So my wife has decided on the course these things usually seem to take: she wants to lose weight, so we are going on a diet. What's interesting about it this time is that, while I'm not too keen on the food portion, I'm all for getting in shape via exercise (which she doesn't want to do at all). We're following the Body for Life program, which I am coming to enjoy and highly recommend. I've actually been doing it for about two weeks now, and its going well. I'm even following along with the meal guidelines pretty well. I'm breaking one rule that most people find important, as I haven't set a specific goal. My goal is to look good, not drop to a certain weight or lift a certain amount or run for a certain period of time. I just want to be able to wear a Superboy t-shirt and do it justice. :) I'm willing to take it day by day and just keep going.

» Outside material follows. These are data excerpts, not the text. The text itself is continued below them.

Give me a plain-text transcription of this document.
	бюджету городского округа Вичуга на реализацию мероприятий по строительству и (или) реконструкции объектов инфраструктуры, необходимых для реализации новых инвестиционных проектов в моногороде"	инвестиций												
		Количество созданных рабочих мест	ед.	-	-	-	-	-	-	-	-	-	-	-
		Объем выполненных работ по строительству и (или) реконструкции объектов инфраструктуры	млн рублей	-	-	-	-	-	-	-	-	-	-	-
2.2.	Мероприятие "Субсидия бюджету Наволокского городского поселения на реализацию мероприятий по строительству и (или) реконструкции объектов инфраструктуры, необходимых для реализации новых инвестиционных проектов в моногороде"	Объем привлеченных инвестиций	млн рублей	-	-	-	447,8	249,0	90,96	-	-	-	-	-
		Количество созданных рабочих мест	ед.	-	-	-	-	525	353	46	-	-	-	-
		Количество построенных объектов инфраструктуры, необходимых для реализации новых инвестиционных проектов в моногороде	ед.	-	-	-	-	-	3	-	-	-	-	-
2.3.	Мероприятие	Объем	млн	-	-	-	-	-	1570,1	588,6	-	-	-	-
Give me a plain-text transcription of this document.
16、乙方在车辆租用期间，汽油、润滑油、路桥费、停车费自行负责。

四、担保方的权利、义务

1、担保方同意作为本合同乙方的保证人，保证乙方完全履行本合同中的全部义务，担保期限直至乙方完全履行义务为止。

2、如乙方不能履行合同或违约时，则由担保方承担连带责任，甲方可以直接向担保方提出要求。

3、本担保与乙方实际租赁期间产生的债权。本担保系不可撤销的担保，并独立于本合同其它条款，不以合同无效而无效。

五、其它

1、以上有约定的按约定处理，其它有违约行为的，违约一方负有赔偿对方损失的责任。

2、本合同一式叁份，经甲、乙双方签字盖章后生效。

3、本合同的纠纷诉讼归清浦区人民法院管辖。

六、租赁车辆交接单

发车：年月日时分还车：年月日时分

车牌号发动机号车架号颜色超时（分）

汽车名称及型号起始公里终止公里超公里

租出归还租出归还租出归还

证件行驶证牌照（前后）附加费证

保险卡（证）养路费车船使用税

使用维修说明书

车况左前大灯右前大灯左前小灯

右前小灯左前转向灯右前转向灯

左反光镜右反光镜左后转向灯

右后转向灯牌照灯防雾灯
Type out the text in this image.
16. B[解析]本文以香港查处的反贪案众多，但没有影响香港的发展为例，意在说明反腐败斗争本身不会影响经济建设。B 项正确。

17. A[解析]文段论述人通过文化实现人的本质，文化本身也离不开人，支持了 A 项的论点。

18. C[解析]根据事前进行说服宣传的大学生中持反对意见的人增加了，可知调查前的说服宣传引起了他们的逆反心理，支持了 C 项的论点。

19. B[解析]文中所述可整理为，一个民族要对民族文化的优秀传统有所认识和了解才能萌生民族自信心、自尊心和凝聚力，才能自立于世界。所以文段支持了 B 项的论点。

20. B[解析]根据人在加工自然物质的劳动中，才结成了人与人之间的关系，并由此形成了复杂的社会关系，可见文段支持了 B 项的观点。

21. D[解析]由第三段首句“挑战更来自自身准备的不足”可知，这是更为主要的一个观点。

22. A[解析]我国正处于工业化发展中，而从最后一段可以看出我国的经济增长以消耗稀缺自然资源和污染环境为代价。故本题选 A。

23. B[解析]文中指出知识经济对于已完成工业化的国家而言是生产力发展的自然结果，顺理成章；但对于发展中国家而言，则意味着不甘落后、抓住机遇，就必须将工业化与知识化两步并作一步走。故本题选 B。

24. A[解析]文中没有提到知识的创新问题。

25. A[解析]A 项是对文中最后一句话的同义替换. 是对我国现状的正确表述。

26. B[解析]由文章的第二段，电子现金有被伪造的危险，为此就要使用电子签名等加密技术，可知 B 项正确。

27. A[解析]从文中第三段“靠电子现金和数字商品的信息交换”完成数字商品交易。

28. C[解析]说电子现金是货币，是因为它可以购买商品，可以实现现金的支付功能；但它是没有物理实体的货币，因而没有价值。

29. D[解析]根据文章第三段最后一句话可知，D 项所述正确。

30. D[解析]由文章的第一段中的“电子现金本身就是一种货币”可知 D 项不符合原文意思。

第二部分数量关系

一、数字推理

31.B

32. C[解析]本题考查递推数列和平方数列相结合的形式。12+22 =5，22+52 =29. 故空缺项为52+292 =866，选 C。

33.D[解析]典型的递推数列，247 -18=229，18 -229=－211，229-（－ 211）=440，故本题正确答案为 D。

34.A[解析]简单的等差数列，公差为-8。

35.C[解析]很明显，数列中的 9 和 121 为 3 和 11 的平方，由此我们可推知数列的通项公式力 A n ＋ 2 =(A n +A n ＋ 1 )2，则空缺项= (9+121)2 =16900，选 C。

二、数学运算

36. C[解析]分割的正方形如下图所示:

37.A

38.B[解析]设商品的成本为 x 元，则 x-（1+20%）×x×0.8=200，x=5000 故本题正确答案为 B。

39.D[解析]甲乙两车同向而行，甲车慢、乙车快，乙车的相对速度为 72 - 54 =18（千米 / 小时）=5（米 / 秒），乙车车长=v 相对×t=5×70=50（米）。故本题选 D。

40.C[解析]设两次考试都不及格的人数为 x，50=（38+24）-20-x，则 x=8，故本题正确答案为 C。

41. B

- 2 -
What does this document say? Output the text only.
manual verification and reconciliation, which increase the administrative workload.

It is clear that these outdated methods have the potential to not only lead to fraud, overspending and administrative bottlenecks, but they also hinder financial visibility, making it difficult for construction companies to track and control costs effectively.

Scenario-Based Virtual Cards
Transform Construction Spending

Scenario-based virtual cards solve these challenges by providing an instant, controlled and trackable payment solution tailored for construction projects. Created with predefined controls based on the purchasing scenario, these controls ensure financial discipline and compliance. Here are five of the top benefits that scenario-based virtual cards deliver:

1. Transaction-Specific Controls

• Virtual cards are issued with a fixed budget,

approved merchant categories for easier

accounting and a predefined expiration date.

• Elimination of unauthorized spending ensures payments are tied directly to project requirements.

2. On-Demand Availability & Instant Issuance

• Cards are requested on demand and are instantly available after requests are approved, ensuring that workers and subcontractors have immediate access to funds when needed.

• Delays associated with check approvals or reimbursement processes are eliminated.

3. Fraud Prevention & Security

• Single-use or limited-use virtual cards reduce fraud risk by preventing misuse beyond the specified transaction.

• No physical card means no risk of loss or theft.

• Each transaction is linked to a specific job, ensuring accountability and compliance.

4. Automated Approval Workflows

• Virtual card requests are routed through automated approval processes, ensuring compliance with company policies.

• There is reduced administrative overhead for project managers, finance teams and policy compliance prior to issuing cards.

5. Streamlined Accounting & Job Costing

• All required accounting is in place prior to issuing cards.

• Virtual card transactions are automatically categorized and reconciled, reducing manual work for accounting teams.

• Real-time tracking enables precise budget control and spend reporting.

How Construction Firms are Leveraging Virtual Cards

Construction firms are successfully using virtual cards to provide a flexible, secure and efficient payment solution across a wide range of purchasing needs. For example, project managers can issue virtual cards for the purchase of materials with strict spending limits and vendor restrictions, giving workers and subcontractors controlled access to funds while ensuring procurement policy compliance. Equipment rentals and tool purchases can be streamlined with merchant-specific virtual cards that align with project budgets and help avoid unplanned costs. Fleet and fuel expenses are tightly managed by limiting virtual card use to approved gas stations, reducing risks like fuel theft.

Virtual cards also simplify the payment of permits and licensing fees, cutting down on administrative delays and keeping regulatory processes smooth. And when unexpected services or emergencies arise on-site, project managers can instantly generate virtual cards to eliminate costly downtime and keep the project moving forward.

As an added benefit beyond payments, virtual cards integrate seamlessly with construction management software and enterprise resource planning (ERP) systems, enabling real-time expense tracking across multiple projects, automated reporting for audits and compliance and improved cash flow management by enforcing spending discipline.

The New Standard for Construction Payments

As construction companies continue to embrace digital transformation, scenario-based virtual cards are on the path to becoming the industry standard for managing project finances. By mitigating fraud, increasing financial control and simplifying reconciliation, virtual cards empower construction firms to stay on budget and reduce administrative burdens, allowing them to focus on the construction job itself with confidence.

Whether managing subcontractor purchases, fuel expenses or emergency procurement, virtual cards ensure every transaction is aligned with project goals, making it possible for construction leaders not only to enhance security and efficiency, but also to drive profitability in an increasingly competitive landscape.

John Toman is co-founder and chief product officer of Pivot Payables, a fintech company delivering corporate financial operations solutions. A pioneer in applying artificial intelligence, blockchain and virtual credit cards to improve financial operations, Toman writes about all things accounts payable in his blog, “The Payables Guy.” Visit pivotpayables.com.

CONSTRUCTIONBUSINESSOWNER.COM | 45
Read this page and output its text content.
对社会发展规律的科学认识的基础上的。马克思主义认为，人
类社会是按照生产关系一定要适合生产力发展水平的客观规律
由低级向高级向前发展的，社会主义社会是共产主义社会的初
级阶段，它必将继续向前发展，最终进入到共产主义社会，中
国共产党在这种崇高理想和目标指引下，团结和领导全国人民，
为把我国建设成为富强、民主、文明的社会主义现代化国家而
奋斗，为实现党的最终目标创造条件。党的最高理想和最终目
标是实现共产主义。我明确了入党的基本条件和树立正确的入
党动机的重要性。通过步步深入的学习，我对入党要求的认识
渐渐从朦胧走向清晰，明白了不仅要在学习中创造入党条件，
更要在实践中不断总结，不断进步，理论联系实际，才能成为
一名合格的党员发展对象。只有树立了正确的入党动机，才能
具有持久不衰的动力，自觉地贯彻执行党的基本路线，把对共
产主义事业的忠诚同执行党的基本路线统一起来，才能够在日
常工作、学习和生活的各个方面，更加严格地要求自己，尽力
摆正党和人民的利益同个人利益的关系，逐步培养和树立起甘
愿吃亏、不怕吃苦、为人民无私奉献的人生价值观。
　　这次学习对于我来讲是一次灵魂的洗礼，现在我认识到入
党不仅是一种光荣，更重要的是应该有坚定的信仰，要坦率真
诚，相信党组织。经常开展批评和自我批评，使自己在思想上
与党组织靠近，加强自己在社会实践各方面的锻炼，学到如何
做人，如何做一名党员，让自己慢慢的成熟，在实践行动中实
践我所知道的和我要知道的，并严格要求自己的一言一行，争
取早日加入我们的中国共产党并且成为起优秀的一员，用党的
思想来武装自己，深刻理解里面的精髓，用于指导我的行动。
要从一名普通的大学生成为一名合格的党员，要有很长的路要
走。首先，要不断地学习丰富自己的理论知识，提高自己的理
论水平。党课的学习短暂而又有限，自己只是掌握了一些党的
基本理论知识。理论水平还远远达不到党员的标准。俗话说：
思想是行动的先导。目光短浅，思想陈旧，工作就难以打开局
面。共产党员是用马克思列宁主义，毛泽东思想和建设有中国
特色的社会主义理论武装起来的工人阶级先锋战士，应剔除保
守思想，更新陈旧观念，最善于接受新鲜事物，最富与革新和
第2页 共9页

What this has led me to is some musing on why I want to do this. I've long since decided that I don't really care what other people think of me personally, except my wife. I suppose in a way I'm doing this for her. I want to be healthy and strong so I can be there for her for a long time, and I want to look good so she'll enjoy looking at me. Of course, she says that's not a problem now, but that's because she loves me.
I think that in part I've been caught up in one of the trends of the nation. Despite all the talk about obesity being an "epidemic" and all the related things, there is a nearly opposite obsession with fitness and being thin (or muscular, depending). If we look at our celebrities, no matter what type they might be, they are almost all relatively fit. We can even look at how much publicity there is around the exercise programs of our Presidents. Now, this isn't necessarily a bad thing, as being healthy is indeed something we should strive for. I just want to make sure I don't go as far as some would have me go. Like most things, I will attempt moderation. No bulging muscles, no ridiculously thin body, just looking good. I've tried before, with limited success. We'll see how this turns out; I think I've got more motivation and determination this time than ever before.
As a side note, I'm really hyped about D&D 4th Edition, and can't wait for June!